The Garden – 21st Century Amateur Film (Tamas Waliczky, Hungary, 1992, 4’30”)
Tamas Waliczky described this as an “amateur film” composed of shots of his young son in their garden. However, its home grown nature also extended to the fact that Waliczky constructed the film according to his own ‘water drop’ perspective system.
These are the Days (John Tonkin, Australia, 1994, 3’10”)
John Tonkin wrote his own physical simulation software to choreograph this simple but elegiac meditation on the bureaucratic paper trails that measure the passage of our lives.
Data Driven: The Story of Franz K (Chris Landreth, Canada, 1993, 3’15”)
A very early animated study by the future Oscar winning animator Chris Landreth. Here we see the roots of Landreth’s approach of perverting the latest high end 3D animation to fabricate Kafkaesque, jigsaw monsters with jarring incongruities.
Neo Geo: An American Purchase (Peter Callas, Australia, 1989, 9’20”)
Video artist Peter Callas took every conceivable sign, symbol and icon in the history of American culture and then skilfully used the computer to compress them into a single stream of screaming visual excess.
A New Life (Simon Biggs, UK, 1989, 4′)
With works such as this, Golem and Alchemy, artist Simon Biggs began an illuminating investigation into parallels between medieval hermetics and the arcane practices of data processing, genetic engineering and artificial life.
What She Wants (Ruth Lingford, UK, 1994, 5′)
Ruth Lingford gave her ‘hand-drawn’ erotic fantasy a heightened lucidity by distilling it through the low-tech graphics of the Commodore Amiga computer.
Maxwell’s Demon (James Duesing, US, 1991, 7’30”)
Duesing depicts the minutiae of life in a fictitious ecological disaster area, gaining a complexity of characterisation and scale by drawing with the early ‘electronic paint’ systems.
Free Society (Paul Garrin, USA, 1988, 4’)
Paul Garrin (who produced the video sequences for Nam June Paik’s sculptures) used his camcorder footage of the Tomkins Square riots to create this classic piece of polemic, expressing his outrage through digital video effects that literally attacked their own subjects.
Polly Gone (Shelley Lake, US, 1988, 2’37″)
Shelley Lake’s film flagrantly disregarded all the conventions of 3D computer animation.

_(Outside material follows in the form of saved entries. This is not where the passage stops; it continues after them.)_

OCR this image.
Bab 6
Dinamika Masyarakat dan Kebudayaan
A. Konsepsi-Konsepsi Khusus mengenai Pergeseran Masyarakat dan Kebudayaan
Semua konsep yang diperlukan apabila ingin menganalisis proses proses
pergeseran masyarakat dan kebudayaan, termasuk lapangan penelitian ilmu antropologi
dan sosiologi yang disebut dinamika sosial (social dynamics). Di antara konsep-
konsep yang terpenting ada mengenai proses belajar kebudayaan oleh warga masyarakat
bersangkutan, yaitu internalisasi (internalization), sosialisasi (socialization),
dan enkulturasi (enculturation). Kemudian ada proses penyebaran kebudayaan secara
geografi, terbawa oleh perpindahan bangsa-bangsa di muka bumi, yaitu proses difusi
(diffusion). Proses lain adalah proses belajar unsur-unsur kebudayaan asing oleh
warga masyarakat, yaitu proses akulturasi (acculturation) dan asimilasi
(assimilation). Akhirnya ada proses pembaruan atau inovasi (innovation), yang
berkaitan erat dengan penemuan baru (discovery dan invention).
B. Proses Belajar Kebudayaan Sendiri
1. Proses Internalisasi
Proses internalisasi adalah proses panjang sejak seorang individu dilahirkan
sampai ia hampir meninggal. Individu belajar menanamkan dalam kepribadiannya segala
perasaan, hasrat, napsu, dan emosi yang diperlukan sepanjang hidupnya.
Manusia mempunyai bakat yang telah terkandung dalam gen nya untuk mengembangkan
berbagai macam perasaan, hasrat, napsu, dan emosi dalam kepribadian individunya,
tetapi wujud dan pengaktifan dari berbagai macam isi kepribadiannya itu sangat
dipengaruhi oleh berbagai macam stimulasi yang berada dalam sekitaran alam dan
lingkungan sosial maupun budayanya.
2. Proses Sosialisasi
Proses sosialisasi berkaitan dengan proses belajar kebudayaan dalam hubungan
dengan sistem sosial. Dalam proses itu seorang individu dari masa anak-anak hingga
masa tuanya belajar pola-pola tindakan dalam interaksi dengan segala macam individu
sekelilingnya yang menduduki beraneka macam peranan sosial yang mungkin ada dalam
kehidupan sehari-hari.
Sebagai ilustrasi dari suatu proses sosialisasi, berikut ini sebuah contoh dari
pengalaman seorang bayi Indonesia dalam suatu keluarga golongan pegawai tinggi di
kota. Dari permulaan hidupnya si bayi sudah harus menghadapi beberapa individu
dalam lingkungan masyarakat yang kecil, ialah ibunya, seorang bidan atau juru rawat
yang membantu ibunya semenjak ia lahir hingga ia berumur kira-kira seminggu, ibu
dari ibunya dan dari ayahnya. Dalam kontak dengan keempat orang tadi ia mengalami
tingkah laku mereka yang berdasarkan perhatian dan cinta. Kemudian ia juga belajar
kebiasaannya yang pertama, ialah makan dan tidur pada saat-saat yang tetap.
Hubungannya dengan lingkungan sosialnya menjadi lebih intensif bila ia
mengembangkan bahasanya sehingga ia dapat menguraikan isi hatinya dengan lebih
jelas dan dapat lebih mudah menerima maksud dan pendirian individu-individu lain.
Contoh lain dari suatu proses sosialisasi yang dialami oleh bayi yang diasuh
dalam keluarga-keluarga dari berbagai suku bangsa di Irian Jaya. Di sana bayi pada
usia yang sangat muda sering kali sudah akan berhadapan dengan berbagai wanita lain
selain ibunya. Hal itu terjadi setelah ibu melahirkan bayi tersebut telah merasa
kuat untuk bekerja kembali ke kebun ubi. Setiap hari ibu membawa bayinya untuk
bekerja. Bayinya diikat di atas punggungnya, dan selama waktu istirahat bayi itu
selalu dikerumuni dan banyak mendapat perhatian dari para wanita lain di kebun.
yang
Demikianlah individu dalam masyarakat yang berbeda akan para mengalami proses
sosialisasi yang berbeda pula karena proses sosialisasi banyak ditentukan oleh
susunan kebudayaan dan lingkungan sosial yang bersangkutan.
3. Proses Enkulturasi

In this domestic satire, it’s chunky, unglamorous female robot flails around with such a sense of abandon that it is paradoxically liberating.

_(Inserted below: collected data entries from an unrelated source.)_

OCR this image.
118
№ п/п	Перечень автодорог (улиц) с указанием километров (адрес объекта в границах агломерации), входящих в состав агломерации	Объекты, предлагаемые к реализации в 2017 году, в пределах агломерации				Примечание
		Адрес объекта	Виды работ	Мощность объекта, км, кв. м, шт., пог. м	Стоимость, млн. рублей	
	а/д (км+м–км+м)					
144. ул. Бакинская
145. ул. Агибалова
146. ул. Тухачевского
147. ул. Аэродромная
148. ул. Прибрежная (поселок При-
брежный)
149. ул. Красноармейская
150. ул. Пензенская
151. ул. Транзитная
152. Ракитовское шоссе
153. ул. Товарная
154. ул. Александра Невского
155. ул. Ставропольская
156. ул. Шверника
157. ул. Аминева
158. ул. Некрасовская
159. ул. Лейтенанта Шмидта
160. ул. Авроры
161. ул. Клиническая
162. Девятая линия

The City is No Longer Safe (The Butler Brothers, UK, 1994, 2’)
Before gaining popular success with their “Workgroup Alpha” series for E4, the Butler Brothers took the naïve, breeze-block style of 3D animation and produced this discordant satire of a rabbit society in an urban security compound.
Heliocentrum (Jason White and Richard Wright, UK, 1995, 11’15”)
By combining elements of political documentary, techno-culture and a virtual simulation of Louis XIV’s pleasure palace at Versailles, this film constructed a riotous history of our fascination with digital special effects, surveillance and addiction to media spectacle.